We have to prove that $\left| {\overrightarrow a + \overrightarrow b + \overrightarrow c } \right| = \sqrt 3 $.
Proof :
As we know that if \[\hat i,\hat j,\hat k\] are three mutually perpendicular unit vectors along the coordinates axes, then \[\hat i.\hat j = \hat j.\hat k = \hat k.\hat i = 0\].
Since, $\overrightarrow a ,\overrightarrow b ,\overrightarrow c $ are three mutually perpendicular unit vectors, therefore
$\overrightarrow a .\overrightarrow b = \overrightarrow b .\overrightarrow c = \overrightarrow c .\overrightarrow a = 0$. ……….. (i)
We know that, ${\left| {\overrightarrow x } \right|^2} = \overrightarrow x .\overrightarrow x $.
Therefore,
${\left| {\overrightarrow a + \overrightarrow b + \overrightarrow c } \right|^2} = \left( {\overrightarrow a + \overrightarrow b + \overrightarrow c } \right).\left( {\overrightarrow a + \overrightarrow b + \overrightarrow c } \right)$.
$
   \Rightarrow {\left| {\overrightarrow a + \overrightarrow b + \overrightarrow c } \right|^2} = \overrightarrow a .\overrightarrow a + \overrightarrow b .\overrightarrow b + \overrightarrow c .\overrightarrow c + 2\overrightarrow a .\overrightarrow b + 2\overrightarrow b .\overrightarrow c + 2\overrightarrow c .\overrightarrow a \\
   \Rightarrow {\left| {\overrightarrow a + \overrightarrow b + \overrightarrow c } \right|^2} = \overrightarrow a .\overrightarrow a + \overrightarrow b .\overrightarrow b + \overrightarrow c .\overrightarrow c + 2\left( {\overrightarrow a .\overrightarrow b + \overrightarrow b .\overrightarrow c + \overrightarrow c .\overrightarrow a } \right) \\
$
Putting the value of $\overrightarrow a .\overrightarrow b + \overrightarrow b .\overrightarrow c + \overrightarrow c .\overrightarrow a $ from equation (i), we will get
$ \Rightarrow {\left| {\overrightarrow a + \overrightarrow b + \overrightarrow c } \right|^2} = {\left| {\overrightarrow a } \right|^2} + {\left| {\overrightarrow b } \right|^2} + {\left| {\overrightarrow c } \right|^2}$ ……….. (ii)
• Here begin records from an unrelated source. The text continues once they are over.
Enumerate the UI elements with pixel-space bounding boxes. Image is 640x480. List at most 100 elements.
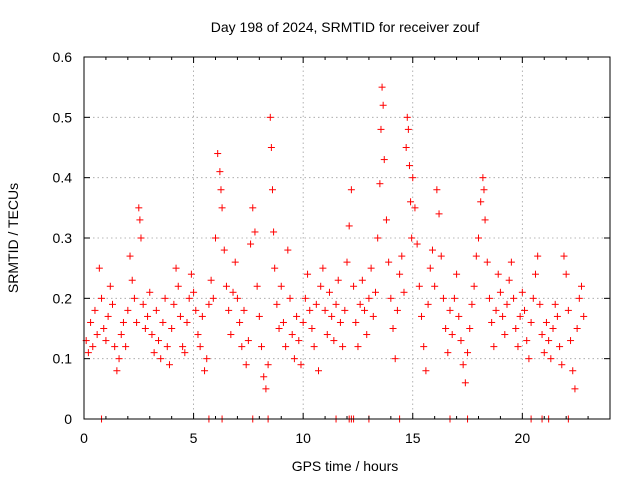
x-tick-label: 5 (190, 430, 198, 446)
data-point (176, 312, 184, 320)
data-point (379, 101, 387, 109)
data-point (505, 276, 513, 284)
data-point (238, 343, 246, 351)
data-point (393, 306, 401, 314)
data-point (203, 355, 211, 363)
data-point (317, 282, 325, 290)
data-point (347, 186, 355, 194)
data-point (106, 282, 114, 290)
data-point (503, 300, 511, 308)
data-point (293, 312, 301, 320)
data-point (490, 343, 498, 351)
data-point (496, 288, 504, 296)
data-point (321, 306, 329, 314)
data-point (494, 270, 502, 278)
data-point (356, 300, 364, 308)
data-point (405, 162, 413, 170)
tick-labels: 0 5 10 15 20 0 0.1 0.2 0.3 0.4 0.5 0.6 (53, 49, 531, 446)
data-point (312, 300, 320, 308)
data-point (104, 312, 112, 320)
data-point (288, 331, 296, 339)
data-point (365, 294, 373, 302)
data-point (87, 318, 95, 326)
data-point (319, 264, 327, 272)
data-point (115, 355, 123, 363)
data-point (400, 288, 408, 296)
data-point (512, 325, 520, 332)
data-point (117, 331, 125, 339)
data-point (240, 306, 248, 314)
data-point (146, 288, 154, 296)
data-point (422, 367, 430, 375)
data-point (382, 216, 390, 224)
data-point (531, 270, 539, 278)
data-point (270, 228, 278, 236)
data-point (196, 343, 204, 351)
data-point (260, 373, 268, 381)
data-point (231, 258, 239, 266)
data-point (371, 288, 379, 296)
data-point (488, 318, 496, 326)
y-tick-label: 0.2 (53, 290, 73, 306)
data-point (328, 312, 336, 320)
data-point (575, 294, 583, 302)
data-point (133, 318, 141, 326)
data-point (367, 264, 375, 272)
data-point (396, 270, 404, 278)
data-point (155, 337, 163, 345)
data-point (485, 294, 493, 302)
data-point (194, 331, 202, 339)
data-point (205, 300, 213, 308)
data-point (332, 300, 340, 308)
data-point (304, 270, 312, 278)
data-point (157, 355, 165, 363)
y-tick-label: 0 (64, 411, 72, 427)
data-point (258, 343, 266, 351)
data-point (306, 306, 314, 314)
data-point (354, 343, 362, 351)
data-point (242, 361, 250, 369)
data-point (389, 325, 397, 332)
data-point (534, 252, 542, 260)
data-point (549, 325, 557, 332)
data-point (374, 234, 382, 242)
data-point (198, 312, 206, 320)
data-point (411, 204, 419, 212)
data-point (477, 198, 485, 206)
data-point (501, 331, 509, 339)
y-tick-label: 0.3 (53, 230, 73, 246)
data-point (442, 325, 450, 332)
data-point (538, 331, 546, 339)
data-point (172, 264, 180, 272)
data-point (222, 282, 230, 290)
data-point (409, 174, 417, 182)
data-point (514, 343, 522, 351)
data-point (510, 294, 518, 302)
data-point (403, 113, 411, 121)
axis-ticks (83, 56, 611, 420)
data-point (420, 343, 428, 351)
data-point (124, 306, 132, 314)
data-point (308, 325, 316, 332)
data-point (168, 325, 176, 332)
data-point (144, 312, 152, 320)
data-point (464, 349, 472, 357)
data-point (93, 331, 101, 339)
data-point (450, 294, 458, 302)
data-point (310, 343, 318, 351)
data-point (268, 186, 276, 194)
data-point (492, 306, 500, 314)
data-point (84, 349, 92, 357)
data-point (216, 168, 224, 176)
data-point (163, 343, 171, 351)
data-point (578, 282, 586, 290)
data-point (249, 204, 257, 212)
data-point (424, 300, 432, 308)
data-point (343, 258, 351, 266)
data-points (82, 83, 588, 423)
data-point (459, 361, 467, 369)
data-point (181, 349, 189, 357)
data-point (209, 294, 217, 302)
data-point (267, 144, 275, 151)
data-point (264, 361, 272, 369)
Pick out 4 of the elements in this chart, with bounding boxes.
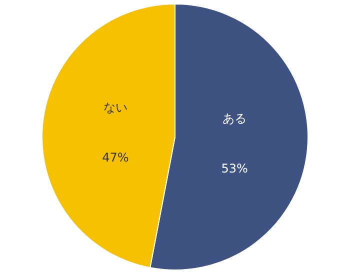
slice-label: ない [103, 100, 128, 114]
slice-label: ある [222, 112, 247, 126]
data-label: 47% [102, 150, 129, 164]
data-label: 53% [221, 162, 248, 176]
According to the question, $\overrightarrow a ,\overrightarrow b ,\overrightarrow c $ are unit vectors and we know that the magnitude of a unit vector is always equal to 1.
Therefore,
${\left| {\overrightarrow a } \right|^2} = {\left| {\overrightarrow b } \right|^2} = {\left| {\overrightarrow c } \right|^2} = 1$ [ $\overrightarrow a ,\overrightarrow b ,\overrightarrow c $ are unit vectors ]
Putting this value in equation (ii), we will get
$ \Rightarrow {\left| {\overrightarrow a + \overrightarrow b + \overrightarrow c } \right|^2} = 1 + 1 + 1$
$ \Rightarrow {\left| {\overrightarrow a + \overrightarrow b + \overrightarrow c } \right|^2} = 3$
Taking square root both sides, we will get
$ \Rightarrow \left| {\overrightarrow a + \overrightarrow b + \overrightarrow c } \right| = \sqrt 3 $.
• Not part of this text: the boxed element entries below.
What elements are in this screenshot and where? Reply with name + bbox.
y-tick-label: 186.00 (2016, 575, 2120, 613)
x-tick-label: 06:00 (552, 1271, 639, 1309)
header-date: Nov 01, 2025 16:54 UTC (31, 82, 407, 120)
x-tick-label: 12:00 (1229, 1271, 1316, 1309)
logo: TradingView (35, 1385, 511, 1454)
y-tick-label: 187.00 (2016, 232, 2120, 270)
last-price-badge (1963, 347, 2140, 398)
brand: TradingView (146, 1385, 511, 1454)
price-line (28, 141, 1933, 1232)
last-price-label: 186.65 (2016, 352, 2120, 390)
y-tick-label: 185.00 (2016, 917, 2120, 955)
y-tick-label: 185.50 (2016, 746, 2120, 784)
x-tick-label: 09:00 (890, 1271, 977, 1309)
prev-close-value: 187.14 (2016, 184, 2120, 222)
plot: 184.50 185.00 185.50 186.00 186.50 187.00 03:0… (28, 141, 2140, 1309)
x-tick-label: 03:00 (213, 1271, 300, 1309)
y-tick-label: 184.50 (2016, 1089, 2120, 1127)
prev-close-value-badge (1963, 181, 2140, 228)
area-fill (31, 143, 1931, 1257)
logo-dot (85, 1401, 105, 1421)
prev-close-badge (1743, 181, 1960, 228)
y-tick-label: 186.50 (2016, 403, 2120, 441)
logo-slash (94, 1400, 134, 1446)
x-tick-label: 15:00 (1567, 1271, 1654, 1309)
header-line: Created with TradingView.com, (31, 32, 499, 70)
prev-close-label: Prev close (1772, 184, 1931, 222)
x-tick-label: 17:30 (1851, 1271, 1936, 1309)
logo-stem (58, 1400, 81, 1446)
Hence proved, If $\overrightarrow a ,\overrightarrow b ,\overrightarrow c $ are three mutually perpendicular unit vectors, then we can say that $\left| {\overrightarrow a + \overrightarrow b + \overrightarrow c } \right| = \sqrt 3 $.
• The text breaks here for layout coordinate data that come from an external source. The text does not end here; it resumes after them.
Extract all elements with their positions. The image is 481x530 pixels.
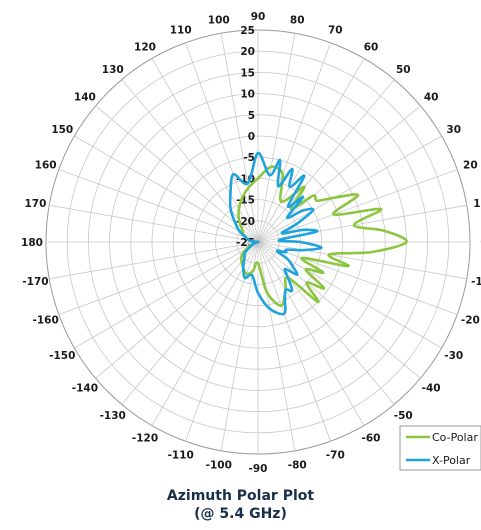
grid-spoke: [220, 33, 259, 243]
grid-spoke: [257, 241, 365, 426]
angle-tick-label: -30: [444, 350, 463, 362]
angle-tick-label: -10: [471, 276, 481, 288]
angle-tick-label: 90: [251, 11, 266, 23]
angle-tick-label: 10: [473, 198, 481, 210]
series-line-x-polar: [228, 151, 323, 316]
angle-tick-label: -140: [72, 382, 98, 394]
angle-tick-label: 110: [170, 25, 192, 37]
angle-tick-label: 140: [74, 92, 96, 104]
grid-spoke: [257, 58, 365, 243]
grid-spoke: [257, 79, 395, 243]
angle-tick-label: -160: [32, 314, 58, 326]
grid-spoke: [121, 241, 259, 405]
grid-spoke: [151, 58, 259, 243]
grid-spoke: [58, 169, 259, 243]
radial-tick-label: 25: [240, 25, 255, 37]
angle-tick-label: 100: [208, 14, 230, 26]
grid-spoke: [257, 33, 296, 243]
angle-tick-label: -120: [132, 433, 158, 445]
grid-spoke: [257, 241, 296, 451]
angle-tick-label: -20: [461, 314, 480, 326]
angle-tick-label: -90: [249, 463, 268, 475]
radial-tick-label: 20: [240, 46, 255, 58]
angle-tick-label: 120: [134, 41, 156, 53]
chart-title: Azimuth Polar Plot: [166, 488, 315, 504]
grid-spoke: [257, 241, 458, 315]
polar-grid: [45, 29, 471, 455]
grid-spoke: [257, 105, 421, 243]
radial-tick-label: 10: [240, 89, 255, 101]
legend-box: [399, 425, 481, 471]
grid-spoke: [95, 105, 259, 243]
legend-label-x-polar: X-Polar: [432, 454, 471, 467]
grid-spoke: [185, 241, 259, 442]
angle-tick-label: 60: [364, 41, 379, 53]
angle-tick-label: -40: [422, 382, 441, 394]
grid-spoke: [95, 241, 259, 379]
grid-spoke: [58, 241, 259, 315]
grid-spoke: [257, 169, 458, 243]
angle-tick-label: -60: [362, 433, 381, 445]
series-line-co-polar: [237, 165, 408, 307]
legend: Co-Polar X-Polar: [399, 425, 481, 471]
grid-spoke: [121, 79, 259, 243]
angle-tick-label: 160: [35, 160, 57, 172]
angle-tick-label: 70: [328, 25, 343, 37]
angle-tick-label: 150: [51, 124, 73, 136]
angle-tick-label: -70: [326, 449, 345, 461]
grid-spoke: [257, 241, 331, 442]
angle-tick-label: -150: [49, 350, 75, 362]
angle-tick-label: 180: [21, 237, 43, 249]
angle-tick-labels: 9080706050403020100-10-20-30-40-50-60-70…: [21, 11, 481, 475]
legend-label-co-polar: Co-Polar: [432, 431, 478, 444]
angle-tick-label: -80: [288, 460, 307, 472]
angle-tick-label: 170: [24, 198, 46, 210]
grid-spoke: [74, 135, 259, 243]
grid-spoke: [257, 241, 421, 379]
angle-tick-label: -130: [100, 410, 126, 422]
grid-spoke: [257, 241, 395, 405]
grid-spoke: [257, 241, 467, 280]
angle-tick-label: 40: [424, 92, 439, 104]
angle-tick-label: 30: [446, 124, 461, 136]
angle-tick-label: 80: [290, 14, 305, 26]
grid-spoke: [257, 135, 442, 243]
radial-tick-label: -5: [243, 152, 255, 164]
grid-spoke: [74, 241, 259, 349]
angle-tick-label: -50: [394, 410, 413, 422]
angle-tick-label: -100: [206, 460, 232, 472]
radial-tick-label: 0: [248, 131, 255, 143]
chart-subtitle: (@ 5.4 GHz): [194, 506, 287, 522]
angle-tick-label: -110: [168, 449, 194, 461]
grid-spoke: [185, 42, 259, 243]
radial-tick-label: 5: [248, 110, 255, 122]
angle-tick-label: 130: [102, 64, 124, 76]
angle-tick-label: 50: [396, 64, 411, 76]
grid-spoke: [49, 204, 259, 243]
radial-tick-label: 15: [240, 67, 255, 79]
grid-spoke: [49, 241, 259, 280]
angle-tick-label: -170: [22, 276, 48, 288]
grid-spoke: [257, 42, 331, 243]
series-layer: [228, 151, 408, 316]
grid-spoke: [151, 241, 259, 426]
angle-tick-label: 20: [463, 160, 478, 172]
polar-chart: 9080706050403020100-10-20-30-40-50-60-70…: [21, 11, 481, 475]
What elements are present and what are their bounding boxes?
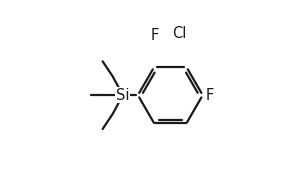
Text: F: F: [206, 88, 214, 103]
Text: Si: Si: [116, 88, 130, 103]
Text: F: F: [151, 28, 159, 43]
Text: Cl: Cl: [172, 26, 187, 41]
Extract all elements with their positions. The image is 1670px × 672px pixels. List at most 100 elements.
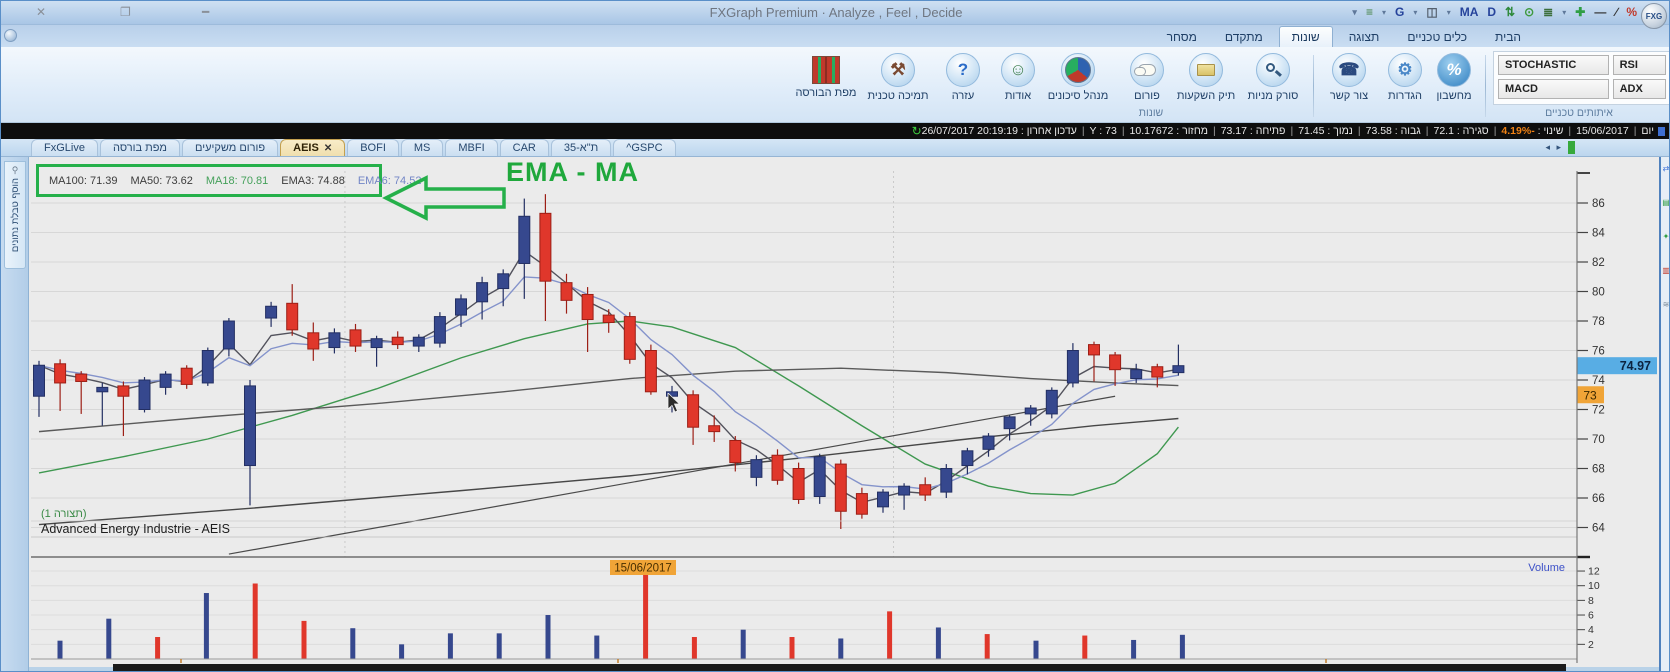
group-separator <box>1485 55 1486 117</box>
ribbon-button-label: מנהל סיכונים <box>1047 90 1109 102</box>
edge-icon[interactable]: ▥ <box>1662 266 1670 275</box>
doc-tab-MS[interactable]: MS <box>400 139 444 156</box>
quote-item: 15/06/2017 <box>1576 125 1629 137</box>
app-menu-icon[interactable] <box>4 29 17 42</box>
doc-tab-פורום משקיעים[interactable]: פורום משקיעים <box>181 139 279 156</box>
svg-text:80: 80 <box>1592 287 1605 299</box>
edge-icon[interactable]: ⇄ <box>1662 164 1670 173</box>
ribbon-button-label: צור קשר <box>1329 90 1369 102</box>
percent-icon[interactable]: % <box>1626 5 1637 19</box>
list-icon[interactable]: ≡ <box>1365 5 1373 19</box>
separator: | <box>1425 125 1429 137</box>
ribbon-button-label: מפת הבורסה <box>795 87 857 99</box>
quote-item: Y : 73 <box>1089 125 1117 137</box>
technical-signals-group: STOCHASTIC RSI MACD ADX <box>1493 51 1669 105</box>
doc-tab-מפת בורסה[interactable]: מפת בורסה <box>99 139 180 156</box>
svg-text:76: 76 <box>1592 346 1605 358</box>
refresh-icon[interactable]: ↻ <box>911 124 922 138</box>
zoom-icon[interactable]: ⊙ <box>1524 5 1535 19</box>
ribbon-tab-2[interactable]: תצוגה <box>1348 30 1380 44</box>
dropdown-chevron-icon[interactable]: ▾ <box>1446 7 1451 17</box>
quick-access-toolbar: ▾ ≡ ▾ G ▾ ◫ ▾ MA D ⇅ ⊙ ≣ ▾ ✚ — ∕% <box>1352 3 1637 21</box>
ribbon-button[interactable]: סורק מניות <box>1235 53 1311 102</box>
ribbon-button[interactable]: מפת הבורסה <box>788 53 864 99</box>
adx-button[interactable]: ADX <box>1612 79 1666 99</box>
ribbon-button[interactable]: ☺ אודות <box>980 53 1056 102</box>
legend-item-MA50: MA50: 73.62 <box>130 174 193 187</box>
restore-button[interactable]: ❐ <box>120 5 131 19</box>
ribbon-button[interactable]: מנהל סיכונים <box>1040 53 1116 102</box>
doc-tab-MBFI[interactable]: MBFI <box>445 139 498 156</box>
candlestick-icon[interactable]: ◫ <box>1426 5 1438 19</box>
ribbon-button-label: הגדרות <box>1387 90 1423 102</box>
minimize-button[interactable]: ━ <box>202 5 210 19</box>
fibonacci-lines-icon[interactable]: ≣ <box>1543 5 1554 19</box>
add-data-table-tab[interactable]: ⚲ הוסף טבלת נתונים <box>4 161 26 269</box>
ribbon-tab-4[interactable]: מתקדם <box>1224 30 1263 44</box>
doc-tab-CAR[interactable]: CAR <box>499 139 549 156</box>
svg-text:Volume: Volume <box>1528 562 1565 574</box>
separator: | <box>1290 125 1294 137</box>
quote-item: סגירה : 72.1 <box>1433 125 1489 137</box>
right-edge-panel[interactable]: ⇄ ▤ ✦ ▥ ≋ <box>1659 157 1670 671</box>
ribbon-button[interactable]: % מחשבון <box>1416 53 1492 102</box>
svg-text:73: 73 <box>1583 388 1597 402</box>
overlay-line-MA18 <box>38 320 1179 496</box>
ribbon-button[interactable]: פורום <box>1109 53 1185 102</box>
ribbon-tab-3[interactable]: שונות <box>1278 26 1333 47</box>
dropdown-chevron-icon[interactable]: ▾ <box>1381 7 1386 17</box>
svg-text:10: 10 <box>1588 580 1600 592</box>
ribbon-button[interactable]: ☎ צור קשר <box>1311 53 1387 102</box>
dropdown-chevron-icon[interactable]: ▾ <box>1413 7 1418 17</box>
horizontal-line-icon[interactable]: — <box>1594 5 1607 19</box>
svg-text:4: 4 <box>1588 624 1594 636</box>
dropdown-chevron-icon[interactable]: ▾ <box>1562 7 1567 17</box>
calculator-icon: % <box>1437 53 1471 87</box>
separator: | <box>1081 125 1085 137</box>
ribbon-button[interactable]: ⚙ הגדרות <box>1367 53 1443 102</box>
doc-tab-ת"א-35[interactable]: ת"א-35 <box>550 139 612 156</box>
quote-bar-edge-icon[interactable] <box>1658 126 1665 136</box>
ribbon-button[interactable]: ? עזרה <box>925 53 1001 102</box>
ribbon-tab-0[interactable]: הבית <box>1495 30 1521 44</box>
title-bar: ✕ ❐ ━ FXGraph Premium · Analyze , Feel , D… <box>1 1 1669 25</box>
tools-icon: ⚒ <box>881 53 915 87</box>
doc-tab-FxGLive[interactable]: FxGLive <box>31 139 98 156</box>
ribbon: STOCHASTIC RSI MACD ADX מפת הבורסה ⚒ תמיכה… <box>1 47 1669 123</box>
macd-button[interactable]: MACD <box>1498 79 1609 99</box>
edge-icon[interactable]: ▤ <box>1662 198 1670 207</box>
graph-type-g-icon[interactable]: G <box>1394 5 1405 19</box>
doc-tab-BOFI[interactable]: BOFI <box>347 139 399 156</box>
qat-dropdown-icon[interactable]: ▾ <box>1352 7 1357 17</box>
ribbon-group-label: איתותים טכניים <box>1545 107 1613 119</box>
edge-icon[interactable]: ≋ <box>1662 300 1670 309</box>
svg-text:Advanced Energy Industrie - AE: Advanced Energy Industrie - AEIS <box>41 522 230 536</box>
quote-item: שינוי : -4.19% <box>1501 125 1564 137</box>
moving-average-icon[interactable]: MA <box>1459 5 1479 19</box>
svg-text:72: 72 <box>1592 405 1605 417</box>
crosshair-icon[interactable]: ✚ <box>1575 5 1586 19</box>
ribbon-button-label: עזרה <box>951 90 975 102</box>
mouse-cursor <box>667 393 681 413</box>
trendline-icon[interactable]: ∕ <box>1615 5 1618 19</box>
edge-icon[interactable]: ✦ <box>1662 232 1670 241</box>
close-button[interactable]: ✕ <box>36 5 47 19</box>
stochastic-button[interactable]: STOCHASTIC <box>1498 55 1609 75</box>
doc-tab-AEIS[interactable]: AEIS ✕ <box>280 139 346 156</box>
arrows-chart-icon[interactable]: ⇅ <box>1505 5 1516 19</box>
ribbon-tab-5[interactable]: מסחר <box>1166 30 1197 44</box>
data-icon[interactable]: D <box>1487 5 1497 19</box>
close-tab-icon[interactable]: ✕ <box>323 143 333 154</box>
ribbon-button[interactable]: תיק השקעות <box>1168 53 1244 102</box>
legend-item-MA18: MA18: 70.81 <box>205 174 269 187</box>
ribbon-button[interactable]: ⚒ תמיכה טכנית <box>860 53 936 102</box>
ribbon-tab-1[interactable]: כלים טכניים <box>1407 30 1468 44</box>
tab-scroll-arrows[interactable]: ◂ ▸ <box>1545 142 1563 152</box>
chart-area[interactable]: 86 84 82 80 78 76 74 72 70 68 66 64 74.97 73 (תצורה 1)… <box>29 157 1659 671</box>
left-panel-strip: ⚲ הוסף טבלת נתונים <box>1 157 29 671</box>
document-tab-bar: ◂ ▸ FxGLive מפת בורסה פורום משקיעים AEIS ✕ BO… <box>1 139 1669 157</box>
rsi-button[interactable]: RSI <box>1612 55 1666 75</box>
doc-tab-^GSPC[interactable]: ^GSPC <box>613 139 676 156</box>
Note : whenever we ask such types of questions, we have to remember the properties of the scalar product of vectors. First we have to find out what is given in the question then what we have to prove. After that we will use the properties on the given part. We will use the concept of unit vectors and mutually perpendicular vectors. Using this, we can easily prove the question and we will get the answer.